4. Smoking and other lifestyle factors

  • Cigarette smoking is a consistent risk factor: people who smoke have a higher chance of developing MS, and in those who already have MS, smoking is linked with faster progression.
  • Childhood or adolescent obesity has been associated with increased MS risk, possibly through chronic inflammation and hormonal effects.

5. Age, sex, and background

  • MS usually begins in young adulthood (roughly 20–40 years), though it can appear earlier or later.
  • It is more common in women than men, suggesting a role for hormones and sex‑linked immune differences.
  • Certain ethnic backgrounds and family clusters show higher rates, further supporting a genetic component combined with shared environments.

What you cannot do and what you can do

You cannot guarantee prevention, but you can try to tilt the odds toward a healthier immune system.

  • There is no proven way to guarantee you will not get MS, even if you do everything “right,” because genes and infections are not fully controllable.
  • However, general health steps that are recommended for reducing risk or supporting better outcomes include:
    1. Not smoking or getting help to quit if you do.
    2. Maintaining a healthy weight, especially in adolescence and young adulthood.
    3. Discussing vitamin D levels with a clinician, particularly in low‑sunlight regions.
    4. Seeking medical advice if you notice neurological symptoms (e.g., persistent numbness, vision loss in one eye, unexplained weakness) so evaluation and treatment, if needed, can start early.

Emotional and “why me?” side

  • Many people with MS ask whether they could have prevented it, and major MS organizations emphasize that current science says no one causes their own MS ; it arises from a mix of factors outside any one person’s control.
  • Online communities often talk about learning to explain MS simply to others—for example, calling it an autoimmune disease that affects the brain and spinal cord when they do not want to go into all the details.
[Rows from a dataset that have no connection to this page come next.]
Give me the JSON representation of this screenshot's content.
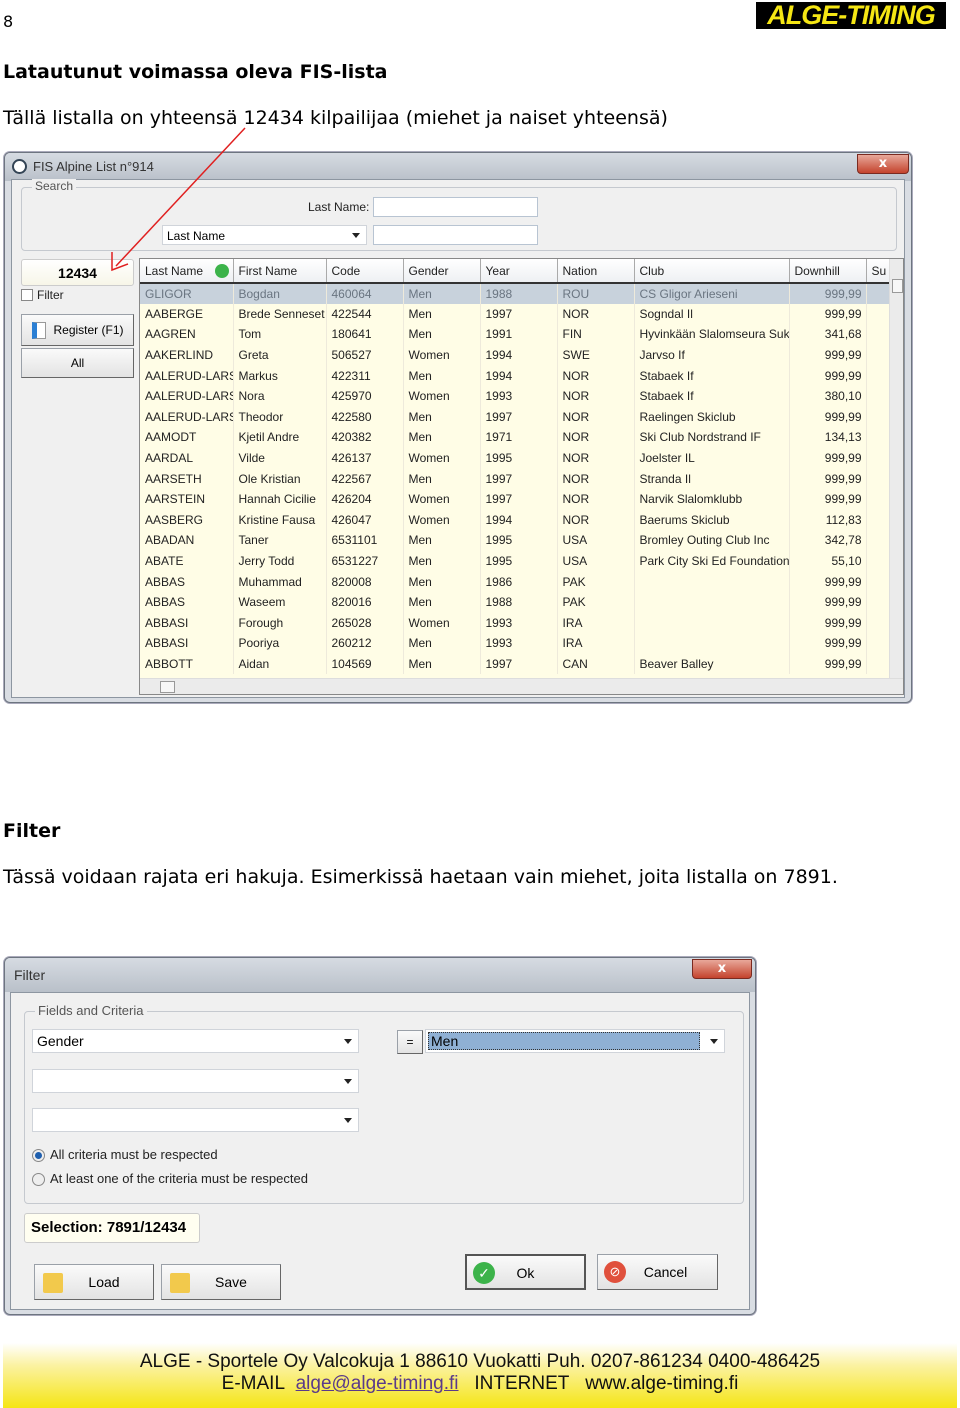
{
  "page": {
    "number": "8",
    "logo": "ALGE-TIMING",
    "heading1": "Latautunut voimassa oleva FIS-lista",
    "para1": "Tällä listalla on yhteensä 12434 kilpailijaa (miehet ja naiset yhteensä)",
    "heading2": "Filter",
    "para2": "Tässä voidaan rajata eri hakuja. Esimerkissä haetaan vain miehet, joita listalla on 7891.",
    "annotation_color": "#e02020"
  },
  "fis_window": {
    "title": "FIS Alpine List n°914",
    "close": "x",
    "search": {
      "group": "Search",
      "last_name_label": "Last Name:",
      "last_name_value": "",
      "field_combo": "Last Name",
      "field_value": ""
    },
    "count": "12434",
    "filter_label": "Filter",
    "filter_checked": false,
    "register_button": "Register (F1)",
    "all_button": "All",
    "columns": [
      "Last Name",
      "First Name",
      "Code",
      "Gender",
      "Year",
      "Nation",
      "Club",
      "Downhill",
      "Su"
    ],
    "rows": [
      [
        "GLIGOR",
        "Bogdan",
        "460064",
        "Men",
        "1988",
        "ROU",
        "CS Gligor Arieseni",
        "999,99",
        ""
      ],
      [
        "AABERGE",
        "Brede Senneset",
        "422544",
        "Men",
        "1997",
        "NOR",
        "Sogndal Il",
        "999,99",
        ""
      ],
      [
        "AAGREN",
        "Tom",
        "180641",
        "Men",
        "1991",
        "FIN",
        "Hyvinkään Slalomseura Sukku",
        "341,68",
        ""
      ],
      [
        "AAKERLIND",
        "Greta",
        "506527",
        "Women",
        "1994",
        "SWE",
        "Jarvso If",
        "999,99",
        ""
      ],
      [
        "AALERUD-LARSEN",
        "Markus",
        "422311",
        "Men",
        "1994",
        "NOR",
        "Stabaek If",
        "999,99",
        ""
      ],
      [
        "AALERUD-LARSEN",
        "Nora",
        "425970",
        "Women",
        "1993",
        "NOR",
        "Stabaek If",
        "380,10",
        ""
      ],
      [
        "AALERUD-LARSEN",
        "Theodor",
        "422580",
        "Men",
        "1997",
        "NOR",
        "Raelingen Skiclub",
        "999,99",
        ""
      ],
      [
        "AAMODT",
        "Kjetil Andre",
        "420382",
        "Men",
        "1971",
        "NOR",
        "Ski Club Nordstrand IF",
        "134,13",
        ""
      ],
      [
        "AARDAL",
        "Vilde",
        "426137",
        "Women",
        "1995",
        "NOR",
        "Joelster IL",
        "999,99",
        ""
      ],
      [
        "AARSETH",
        "Ole Kristian",
        "422567",
        "Men",
        "1997",
        "NOR",
        "Stranda Il",
        "999,99",
        ""
      ],
      [
        "AARSTEIN",
        "Hannah Cicilie",
        "426204",
        "Women",
        "1997",
        "NOR",
        "Narvik Slalomklubb",
        "999,99",
        ""
      ],
      [
        "AASBERG",
        "Kristine Fausa",
        "426047",
        "Women",
        "1994",
        "NOR",
        "Baerums Skiclub",
        "112,83",
        ""
      ],
      [
        "ABADAN",
        "Taner",
        "6531101",
        "Men",
        "1995",
        "USA",
        "Bromley Outing Club Inc",
        "342,78",
        ""
      ],
      [
        "ABATE",
        "Jerry Todd",
        "6531227",
        "Men",
        "1995",
        "USA",
        "Park City Ski Ed Foundation",
        "55,10",
        ""
      ],
      [
        "ABBAS",
        "Muhammad",
        "820008",
        "Men",
        "1986",
        "PAK",
        "",
        "999,99",
        ""
      ],
      [
        "ABBAS",
        "Waseem",
        "820016",
        "Men",
        "1988",
        "PAK",
        "",
        "999,99",
        ""
      ],
      [
        "ABBASI",
        "Forough",
        "265028",
        "Women",
        "1993",
        "IRA",
        "",
        "999,99",
        ""
      ],
      [
        "ABBASI",
        "Pooriya",
        "260212",
        "Men",
        "1993",
        "IRA",
        "",
        "999,99",
        ""
      ],
      [
        "ABBOTT",
        "Aidan",
        "104569",
        "Men",
        "1997",
        "CAN",
        "Beaver Balley",
        "999,99",
        ""
      ]
    ]
  },
  "filter_window": {
    "title": "Filter",
    "close": "x",
    "group": "Fields and Criteria",
    "field1": "Gender",
    "operator": "=",
    "value1": "Men",
    "field2": "",
    "field3": "",
    "radio_all": "All criteria must be respected",
    "radio_one": "At least one of the criteria must be respected",
    "selected_radio": "all",
    "selection": "Selection: 7891/12434",
    "load": "Load",
    "save": "Save",
    "ok": "Ok",
    "cancel": "Cancel"
  },
  "footer": {
    "line1": "ALGE - Sportele Oy Valcokuja 1 88610 Vuokatti  Puh. 0207-861234  0400-486425",
    "email_label": "E-MAIL",
    "email": "alge@alge-timing.fi",
    "internet_label": "INTERNET",
    "web": "www.alge-timing.fi"
  }
}
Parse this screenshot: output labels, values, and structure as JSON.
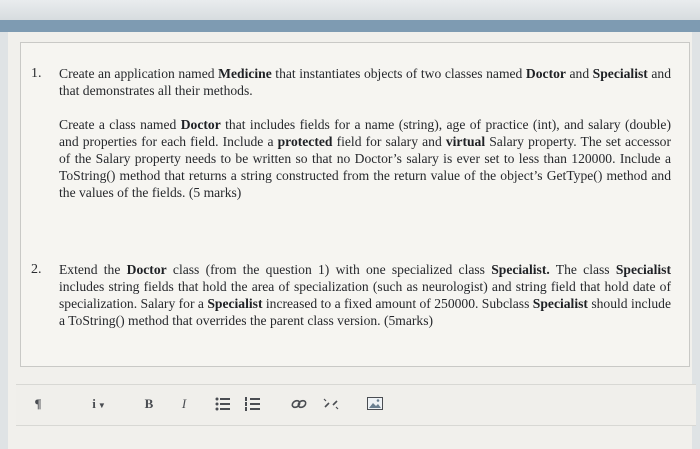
{
  "question1": {
    "number": "1.",
    "intro_1": "Create an application named ",
    "intro_app": "Medicine",
    "intro_2": " that instantiates objects of two classes named ",
    "intro_doctor": "Doctor",
    "intro_3": " and ",
    "intro_specialist": "Specialist",
    "intro_4": " and that demonstrates all their methods.",
    "p2_1": "Create a class named ",
    "p2_doctor": "Doctor",
    "p2_2": " that includes fields for a name (string), age of practice (int), and salary (double) and properties for each field. Include a ",
    "p2_protected": "protected",
    "p2_3": " field for salary and ",
    "p2_virtual": "virtual",
    "p2_4": " Salary property. The set accessor of the Salary property needs to be written so that no Doctor’s salary is ever set to less than 120000. Include a ToString() method that returns a string constructed from the return value of the object’s GetType() method and the values of the fields. (5 marks)"
  },
  "question2": {
    "number": "2.",
    "t1": "Extend the ",
    "doctor": "Doctor",
    "t2": " class (from the question 1) with one specialized class ",
    "specialist1": "Specialist.",
    "t3": " The class ",
    "specialist2": "Specialist",
    "t4": " includes string fields that hold the area of specialization (such as neurologist) and string field that hold date of specialization. Salary for a ",
    "specialist3": "Specialist",
    "t5": " increased to a fixed amount of 250000. Subclass ",
    "specialist4": "Specialist",
    "t6": " should include a ToString() method that overrides the parent class version. (5marks)"
  },
  "toolbar": {
    "paragraph_label": "¶",
    "info_label": "i",
    "bold_label": "B",
    "italic_label": "I",
    "icons": [
      "paragraph-icon",
      "info-icon",
      "bold-icon",
      "italic-icon",
      "bullet-list-icon",
      "numbered-list-icon",
      "link-icon",
      "unlink-icon",
      "image-icon"
    ]
  },
  "colors": {
    "accent_bar": "#7e9bb2",
    "page_bg": "#f1f0ec",
    "text": "#26282c"
  }
}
TL;DR: You do not “get” multiple sclerosis from another person or from a single behavior. MS appears when a person with certain genes encounters triggers like EBV infection, low vitamin D/sun exposure, smoking, and other environmental factors that together misdirect the immune system to attack myelin in the brain and spinal cord.

Information gathered from public forums or data available on the internet and portrayed here.